程序代写代做代考 Hive Java html database hadoop jvm 7CCSMBDT – Big Data Technologies Practical

7CCSMBDT – Big Data Technologies Practical
HIVE
The practical commands are to be executed in Cloudera Quickstart VM. Genera reference (documentation of HIVE)
https://cwiki.apache.org/confluence/display/Hive/LanguageManual
A. Open a terminal in Cloudera and type hive. You will see the prompt:
hive>
1. CREATE DATABASE is a statement used to create a database in Hive. A database in Hive is a namespace or a collection of tables. The syntax for this statement is as follows:
CREATE DATABASE [IF NOT EXITS] database_name;
Here, IF NOT EXISTS is an optional clause, which notifies the user that a database with the same name already exists. For details, see: https://cwiki.apache.org/confluence/display/Hive/LanguageManual+DDL#LanguageManu alDDL-CreateTableCreate/Drop/TruncateTable
Use the command CREATE DATABASE to create a database with name userdb; Sol: CREATE DATABASE userdb;
2. SHOW DATABASE is a statement used to show the list of existing databases in HIVE. To try it, type:
SHOW DATABASES;
You must see output like the following:
OK
default
userdb
Time taken: 3.794 seconds, Fetched: 2 row(s)
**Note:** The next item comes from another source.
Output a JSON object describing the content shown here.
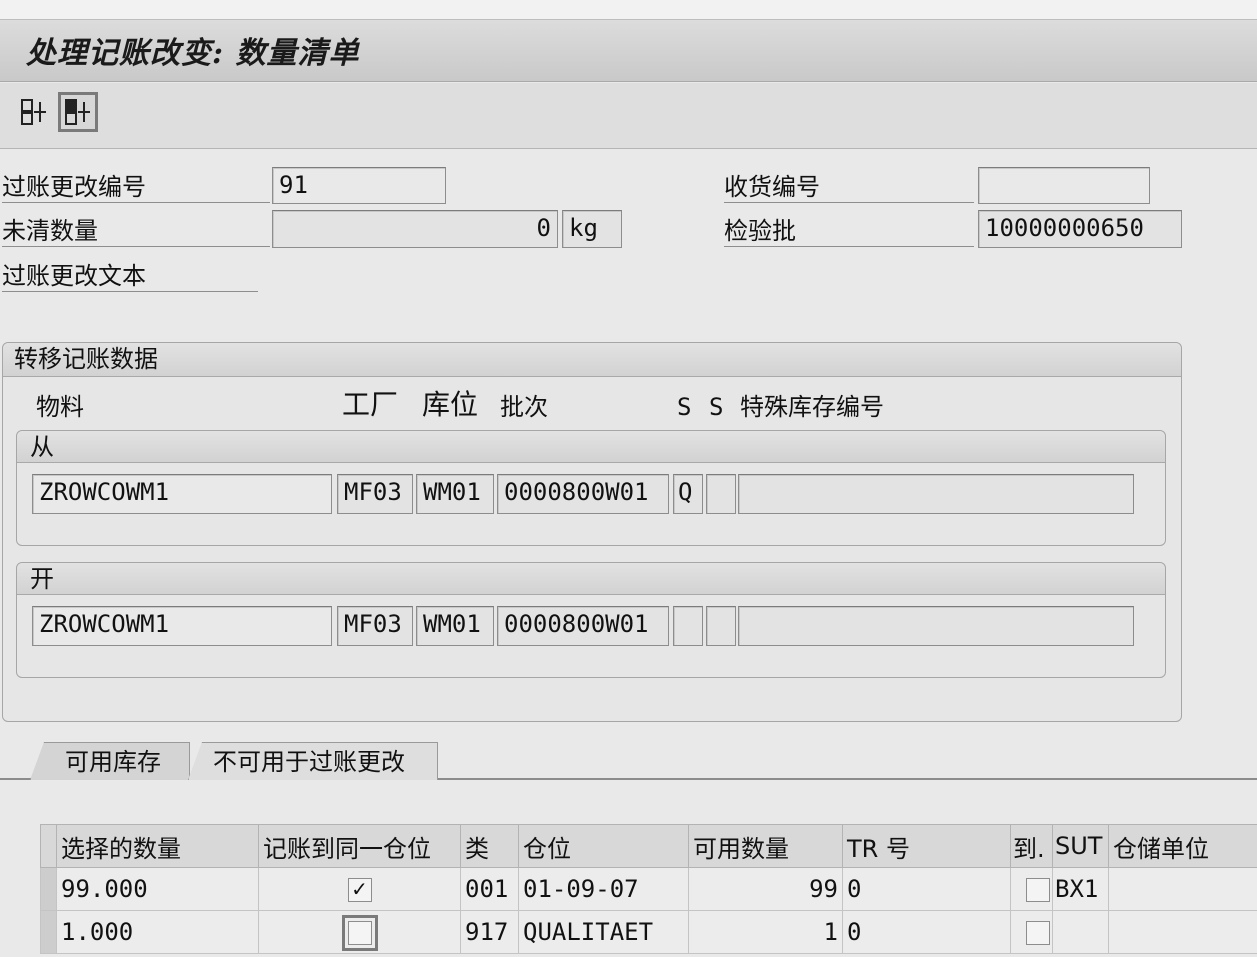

7CCSMBDT – Big Data Technologies Practical
3. DROP DATABASE is a statement that drops all the tables and deletes the database. Its syntax is as follows:
DROP DATABASE [IF EXISTS] database_name [RESTRICT|CASCADE];
The CASCADE keyword causes tables to be dropped before the database is dropped. Using the RESTRICT keyword instead of CASCADE is equivalent to the default behavior, where existing tables must be dropped before dropping the database. When a database is dropped, its directory is also deleted. Note: For external tables, the metadata is deleted but the data is not.
For details, read
https://cwiki.apache.org/confluence/display/Hive/LanguageManual+DDL#LanguageManu alDDL-Create/Drop/Alter/UseDatabase
Use the command DROP DATABASE to drop the database userdb, also using the CASCADE keyword.
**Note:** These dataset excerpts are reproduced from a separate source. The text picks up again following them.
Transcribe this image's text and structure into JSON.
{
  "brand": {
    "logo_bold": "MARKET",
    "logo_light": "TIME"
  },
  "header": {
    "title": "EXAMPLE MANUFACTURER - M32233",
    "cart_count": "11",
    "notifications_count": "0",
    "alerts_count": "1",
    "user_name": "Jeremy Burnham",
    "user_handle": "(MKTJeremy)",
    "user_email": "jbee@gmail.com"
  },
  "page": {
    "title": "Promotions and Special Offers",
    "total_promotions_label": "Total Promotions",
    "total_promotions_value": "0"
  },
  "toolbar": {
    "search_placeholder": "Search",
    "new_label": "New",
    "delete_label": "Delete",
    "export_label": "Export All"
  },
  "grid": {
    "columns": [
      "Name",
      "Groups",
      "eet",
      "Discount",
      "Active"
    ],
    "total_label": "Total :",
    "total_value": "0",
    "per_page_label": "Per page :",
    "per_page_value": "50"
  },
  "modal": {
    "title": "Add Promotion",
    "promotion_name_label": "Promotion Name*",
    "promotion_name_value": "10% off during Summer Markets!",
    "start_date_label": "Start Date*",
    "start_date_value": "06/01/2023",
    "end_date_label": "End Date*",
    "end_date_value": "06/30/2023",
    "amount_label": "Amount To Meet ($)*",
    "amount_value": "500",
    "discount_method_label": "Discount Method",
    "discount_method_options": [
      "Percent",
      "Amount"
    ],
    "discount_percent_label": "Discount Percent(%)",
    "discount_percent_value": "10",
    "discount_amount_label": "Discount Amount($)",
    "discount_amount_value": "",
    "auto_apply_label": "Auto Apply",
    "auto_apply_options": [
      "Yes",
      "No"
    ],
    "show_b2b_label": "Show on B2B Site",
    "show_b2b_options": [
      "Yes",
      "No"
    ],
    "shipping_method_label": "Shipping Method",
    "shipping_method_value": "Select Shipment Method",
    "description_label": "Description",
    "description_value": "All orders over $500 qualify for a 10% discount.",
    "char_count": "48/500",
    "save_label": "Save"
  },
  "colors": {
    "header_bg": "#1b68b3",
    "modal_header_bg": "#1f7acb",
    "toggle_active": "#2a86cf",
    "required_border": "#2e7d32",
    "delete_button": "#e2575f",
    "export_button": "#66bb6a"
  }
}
SOL: DROP DATABASE IF EXISTS userdb CASCADE;
4. CREATE TABLE First, create a new database mydb Then, execute
use mydb;
This command tells HIVE that we will use the database mydb in our further queries. Now, create a new table by executing:
create table employee (eid int, name String, salary String, destination String) COMMENT ‘Employee details’ ROW FORMAT DELIMITED FIELDS TERMINATED BY ‘\t’ LINES TERMINATED BY ‘\n’ STORED AS TEXTFILE;
If the schema specified differs from the schema in the table that already exists, Hive won’t warn you. If your intention is for this table to have the new schema, you’ll have to drop the old table, losing your data, and then re-create it.
5. Open a terminal in Cloudera and create a text file, sample.txt, containing the following data. Do not copy and paste, because text formatting is important here. Type the text, making sure that there is a tab between attribute values and a newline after each line. If this fails, a select * from employee will show you records with NULL values.
1201 George 45000
1202 Mike 45000
1203 Michael 40000
1204 Kyle 40000
1205 Kris 30000
Technical manager Proof reader Technical writer
Hr Admin
Op Admin

7CCSMBDT – Big Data Technologies Practical
SOL: nano sample.txt
then write the contents inside and save (with Ctrl+O) and then exit
6. LOAD DATA Inside the hive shell, type
load data local inpath ‘/home/cloudera/sample.txt’ overwrite into table employee;
On successful output, you should see something like:
Loading data to table default.employee
Table default.employee stats: [numFiles=1, numRows=0, totalSize=201, rawDataSize=0] OK
Time taken: 7.516 seconds
hive>
The parameter local inpath is used to get data from the local filesystem.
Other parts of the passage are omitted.